CS : Oh non, pas du tout. Dès le début, on a fait clairement entendre que Walt Disney Animation Studios est une marque, et qu’il ne fallait en aucun cas l’abimer. Le message passé à toutes les équipes était clair : l’animation doit être au niveau des longs-métrages. Sinon, ça allait se retourner contre nous sur le long terme. Par contre, il faut imaginer des histoires qui ne coûtent pas aussi cher en matière d’environnements. Mais ça n’empêche rien, il suffit d’être malin. Et puis on a tous réalisé très vite que c’était un terrain d’expérimentation génial si on s’attaquait à de nouvelles licences. Visuellement bien sûr, mais aussi en matière de production pure et de technologie. Impossible de faire ça sur un long ! Par ailleurs, on apprend une nouvelle forme de storytelling avec les séries. Et ça nous donne l’opportunité de mètre à l’oeuvre des jeunes talents qui ont très, très faim (Rires.) C’est l’endroit parfait pour faire grandir un artiste, plutôt qu’il se jette à l’eau directement dans des longs qui sont évidemment très gros et très complexes à réaliser. Donc pour résumer : on doit absolument se développer en tant qu’entreprise, et ce n’est pas en faisant un ou deux films par ans qu’on peut vraiment y arriver. 

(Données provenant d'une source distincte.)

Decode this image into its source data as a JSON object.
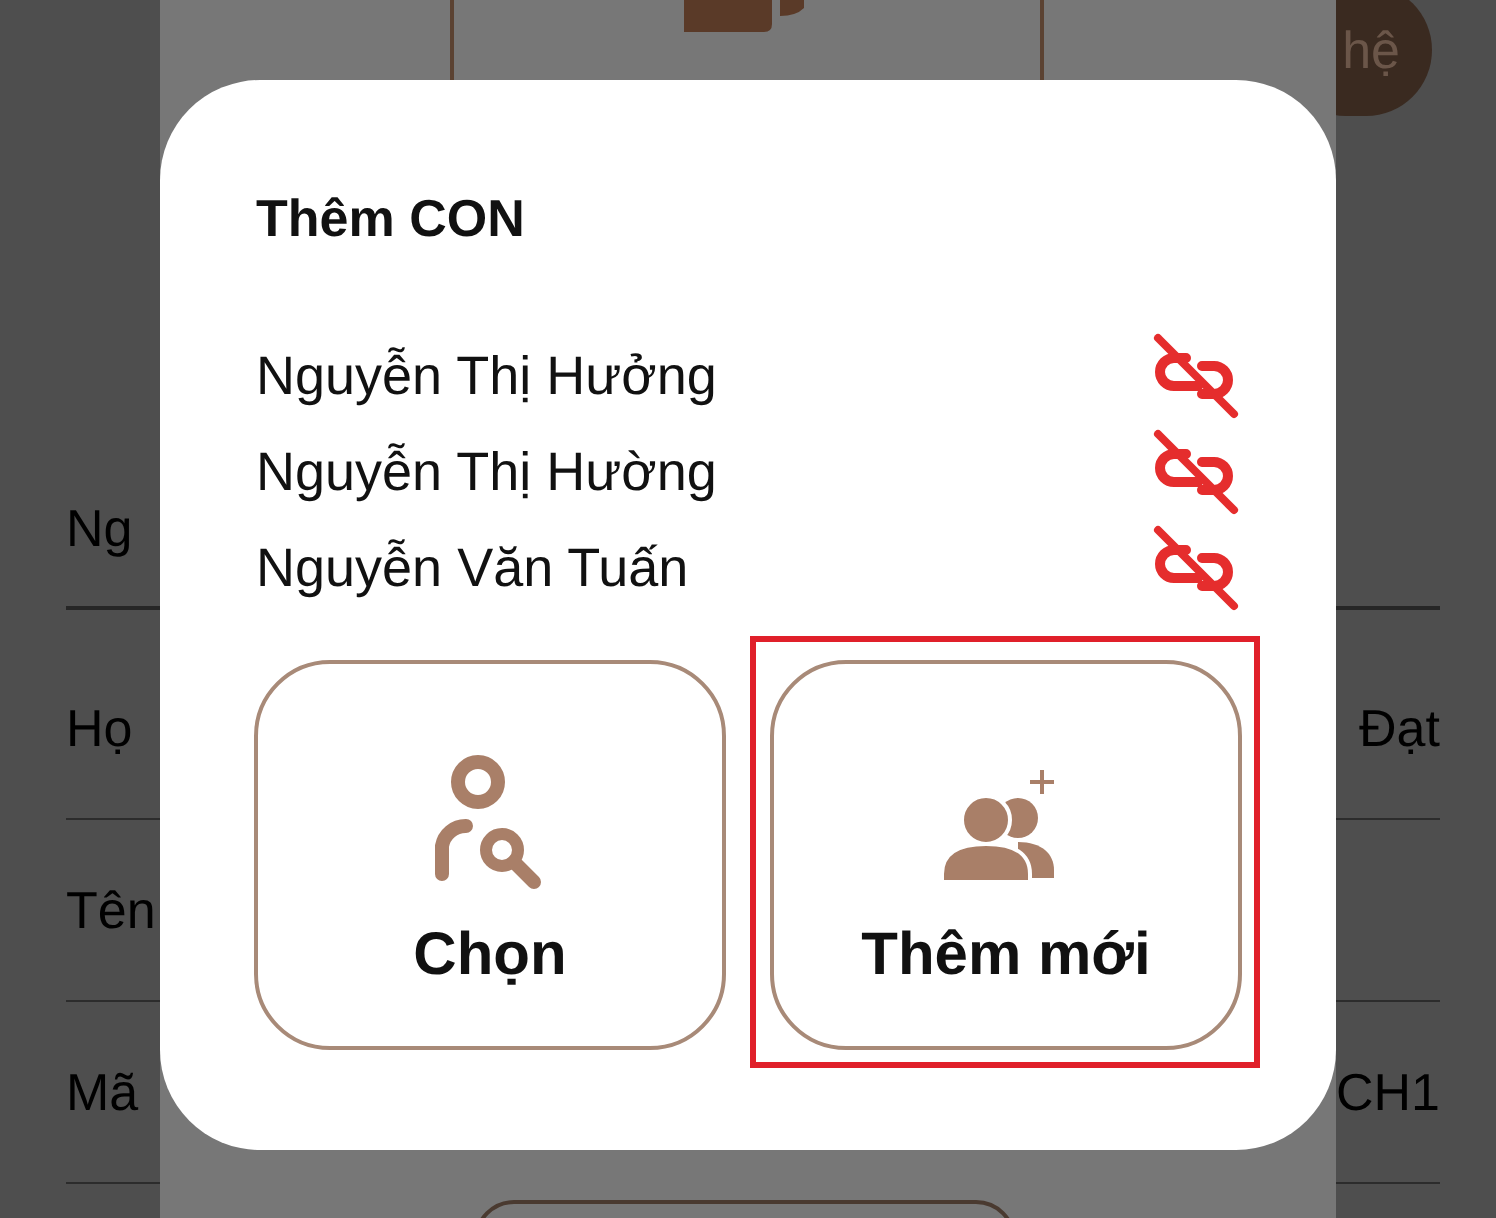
{
  "background_page": {
    "contact_button": {
      "label": "hệ"
    },
    "rows": [
      {
        "label": "Ng"
      },
      {
        "label": "Họ",
        "value": "Đạt"
      },
      {
        "label": "Tên"
      },
      {
        "label": "Mã",
        "value": "CH1"
      }
    ]
  },
  "dialog": {
    "title": "Thêm CON",
    "members": [
      {
        "name": "Nguyễn Thị Hưởng"
      },
      {
        "name": "Nguyễn Thị Hường"
      },
      {
        "name": "Nguyễn Văn Tuấn"
      }
    ],
    "options": [
      {
        "kind": "choose",
        "label": "Chọn",
        "highlighted": false
      },
      {
        "kind": "add",
        "label": "Thêm mới",
        "highlighted": true
      }
    ]
  }
}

JL : Et je rajouterai qu’avant, d’autres branches de Disney s’occupaient des séries ou des sorties direct to video. Et ça change tout que des séries comme Baymax et Zootopie+ soient réalisées « à la maison ». Les réalisateurs des films dont ces séries sont inspirées sont à la tête des projets, ils ont leur mot à dire sur la direction artistique. Et ça, c’est inédit dans l’histoire de Disney. Jamais ils ne laisseraient quelqu’un faire du mal à leurs bébés ! 

Comment se passe la collaboration avec Pixar aujourd'hui ?

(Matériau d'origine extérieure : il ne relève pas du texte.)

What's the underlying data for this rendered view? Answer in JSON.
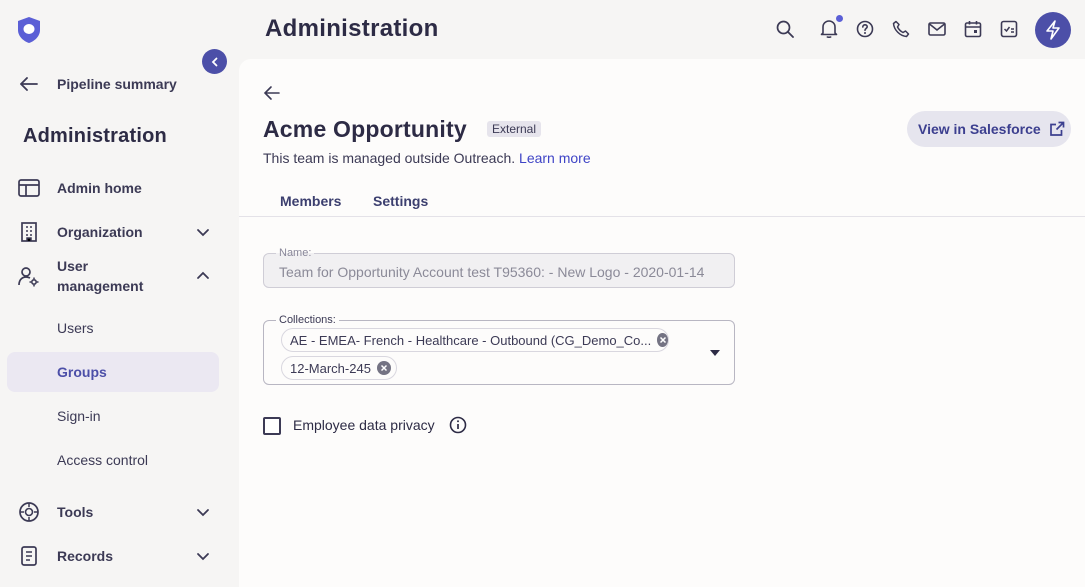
{
  "header": {
    "title": "Administration",
    "icons": [
      "search-icon",
      "bell-icon",
      "help-icon",
      "phone-icon",
      "mail-icon",
      "calendar-icon",
      "tasks-icon",
      "bolt-icon"
    ]
  },
  "sidebar": {
    "back_label": "Pipeline summary",
    "title": "Administration",
    "items": [
      {
        "label": "Admin home",
        "icon": "layout-icon"
      },
      {
        "label": "Organization",
        "icon": "building-icon"
      },
      {
        "label": "User management",
        "icon": "user-gear-icon"
      },
      {
        "label": "Tools",
        "icon": "tools-icon"
      },
      {
        "label": "Records",
        "icon": "records-icon"
      }
    ],
    "user_management_label_line1": "User",
    "user_management_label_line2": "management",
    "sub_items": [
      "Users",
      "Groups",
      "Sign-in",
      "Access control"
    ],
    "active_sub_item": "Groups"
  },
  "team": {
    "title": "Acme Opportunity",
    "badge": "External",
    "managed_text": "This team is managed outside Outreach.",
    "learn_more": "Learn more",
    "salesforce_button": "View in Salesforce"
  },
  "tabs": [
    "Members",
    "Settings"
  ],
  "form": {
    "name_label": "Name:",
    "name_value": "Team for Opportunity Account test T95360: - New Logo - 2020-01-14",
    "collections_label": "Collections:",
    "collections": [
      "AE - EMEA- French - Healthcare - Outbound (CG_Demo_Co...",
      "12-March-245"
    ],
    "privacy_label": "Employee data privacy",
    "privacy_checked": false
  },
  "colors": {
    "accent": "#4c4fa8",
    "link": "#3f44c6",
    "sidebar_bg": "#f6f5f4",
    "main_bg": "#fdfcfb"
  }
}
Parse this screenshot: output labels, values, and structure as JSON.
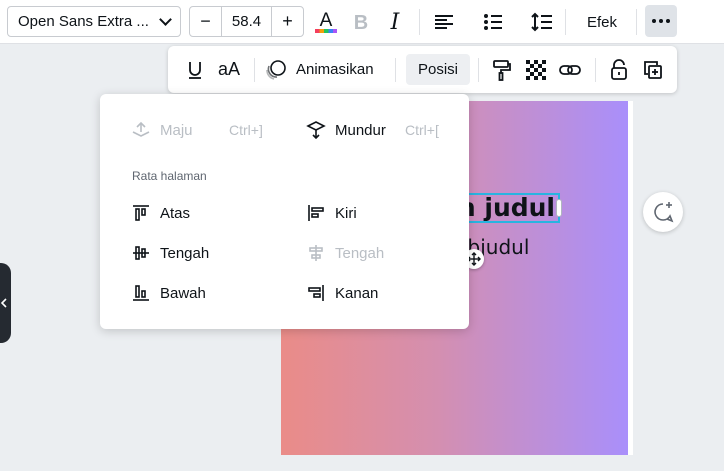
{
  "toolbar": {
    "font_name": "Open Sans Extra ...",
    "font_size": "58.4",
    "minus": "−",
    "plus": "+",
    "italic": "I",
    "effects": "Efek",
    "text_color": "#000000"
  },
  "subtoolbar": {
    "case": "aA",
    "animate": "Animasikan",
    "position": "Posisi"
  },
  "position_menu": {
    "forward": {
      "label": "Maju",
      "shortcut": "Ctrl+]"
    },
    "backward": {
      "label": "Mundur",
      "shortcut": "Ctrl+["
    },
    "section_title": "Rata halaman",
    "align": {
      "top": "Atas",
      "left": "Kiri",
      "middle": "Tengah",
      "center": "Tengah",
      "bottom": "Bawah",
      "right": "Kanan"
    }
  },
  "canvas": {
    "heading_text": "an judul",
    "subheading_text": "ıbjudul",
    "gradient": [
      "#ea8c88",
      "#a98ffb"
    ]
  },
  "colors": {
    "selection": "#28b4e0",
    "disabled": "#b9bec4"
  }
}
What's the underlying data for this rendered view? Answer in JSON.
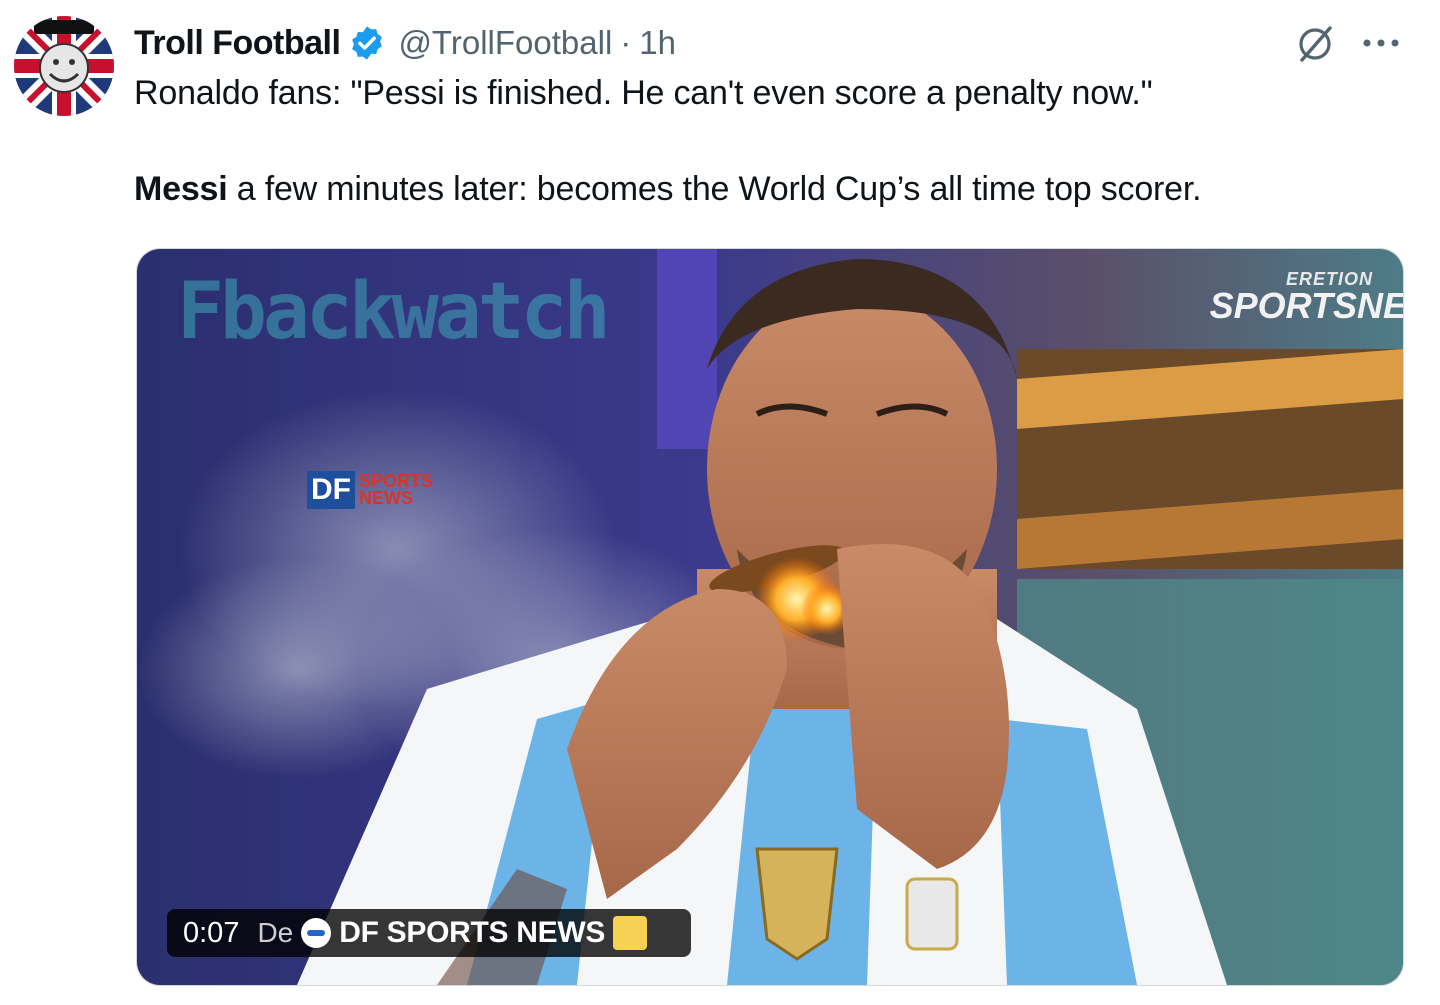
{
  "tweet": {
    "display_name": "Troll Football",
    "handle": "@TrollFootball",
    "separator": "·",
    "time": "1h",
    "line1": "Ronaldo fans: \"Pessi is finished. He can't even score a penalty now.\"",
    "line2_bold": "Messi",
    "line2_rest": " a few minutes later: becomes the World Cup’s all time top scorer.",
    "more_label": "···",
    "avatar_icon": "troll-face-union-jack-avatar",
    "verified_icon": "verified-badge-icon",
    "grok_icon": "grok-icon",
    "colors": {
      "verified": "#1d9bf0",
      "secondary_text": "#536471"
    }
  },
  "media": {
    "brand_top": "Fbackwatch",
    "channel_small": "ERETION",
    "channel_big": "SPORTSNE",
    "watermark_df": "DF",
    "watermark_line1": "SPORTS",
    "watermark_line2": "NEWS",
    "overlay": {
      "time": "0:07",
      "de": "De",
      "source": "DF SPORTS NEWS"
    }
  }
}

JL : Avec Pete Docter, qui est mon homologue chez Pixar, on se voit tous les mois. Mais on ne se contente pas de ça : les deux entreprises se montrent leurs projets dès les premiers stades de développement, même quand rien n’est encore animé. C’est une façon d’éviter d’avoir des idées trop similaires, mais aussi de se faire mutuellement des retours. On est toujours preneurs d’une bonne remarque ! Donc on partage des réflexions et des technologies mais la limite, ce sont nos talents. Ce qui nous définit, ce qui fait le ton de Disney et Pixar, ce sont nos réalisateurs respectifs. Ils ont les leurs, on a les nôtres. On ne se chevauche pas, mais on considère qu’on fait partie de la même famille. C’est une compétition saine.

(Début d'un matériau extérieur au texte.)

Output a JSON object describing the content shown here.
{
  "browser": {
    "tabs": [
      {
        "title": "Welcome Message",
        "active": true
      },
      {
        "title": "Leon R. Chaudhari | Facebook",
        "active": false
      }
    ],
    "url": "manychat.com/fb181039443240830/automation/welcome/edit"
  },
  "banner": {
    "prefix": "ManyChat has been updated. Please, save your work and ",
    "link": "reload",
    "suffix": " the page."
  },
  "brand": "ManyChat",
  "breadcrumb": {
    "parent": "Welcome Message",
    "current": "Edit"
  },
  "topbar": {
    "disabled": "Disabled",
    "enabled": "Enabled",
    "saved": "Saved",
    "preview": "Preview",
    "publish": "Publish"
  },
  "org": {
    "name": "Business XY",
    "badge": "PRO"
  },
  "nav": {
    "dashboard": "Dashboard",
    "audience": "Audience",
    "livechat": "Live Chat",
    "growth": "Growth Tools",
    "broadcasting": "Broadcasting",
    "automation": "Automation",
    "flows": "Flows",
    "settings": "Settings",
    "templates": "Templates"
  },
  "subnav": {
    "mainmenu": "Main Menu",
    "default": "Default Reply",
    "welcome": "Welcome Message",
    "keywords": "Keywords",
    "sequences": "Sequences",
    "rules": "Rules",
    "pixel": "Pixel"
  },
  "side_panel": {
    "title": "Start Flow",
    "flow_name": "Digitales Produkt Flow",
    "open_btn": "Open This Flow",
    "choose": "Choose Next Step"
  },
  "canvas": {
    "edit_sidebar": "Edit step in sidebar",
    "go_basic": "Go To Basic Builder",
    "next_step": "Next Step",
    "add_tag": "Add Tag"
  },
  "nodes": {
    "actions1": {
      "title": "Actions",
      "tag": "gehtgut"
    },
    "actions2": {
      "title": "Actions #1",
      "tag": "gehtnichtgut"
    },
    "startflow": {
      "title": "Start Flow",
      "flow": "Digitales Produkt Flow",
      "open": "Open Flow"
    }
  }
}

CS : Quand Disney a racheté Pixar, Bob Iger a assuré que les deux studios resteraient indépendants l’un de l’autre. C’était une décision hyper importante et que tout le monde n’aurait pas prise. Avec le recul, c’était une idée brillante puisque ça nous pousse effectivement, chacun dans notre coin, à développer notre propre identité et notre propre culture d’entreprise. Si on avait fusionné, Disney serait une boîte totalement différente et à mon avis, on serait pas aussi forts qu’en étant séparés de Pixar.

Impossible de vous quitter sans vous interroger sur le fait qu'Avalonia, l’étrange voyage ne sortira pas en salles en France mais uniquement sur Disney+. Comprenez-vous la levée de boucliers des exploitants français, et comment choisissez-vous quel film sera privé de cinéma ?
JL : J'aimerais pouvoir répondre à cette question, mais malheureusement notre travail ne concerne que l'aspect créatif. Cette décision a été prise pour nous. Le monde de la distribution est une sorte d'univers parallèle pour moi, je n'y connais rien. Et tout ce qu'on peut faire, c'est retourner au boulot et continuer de bosser sur le film. On ne sait faire que ça. Évidemment, on a un engagement auprès des cinémas, mais on a aussi un engagement auprès de Disney+... Ce que je peux vous dire, c'est qu'on veut que le plus de monde possible ait accès à nos films, et que la qualité ne va pas varier si un film est projeté en salles ou sur notre plateforme. Mais on a le plus profond respect pour les opinions qui s'expriment. On écoute tout ce qui se dit sur le sujet, et évidemment, ça nous touche.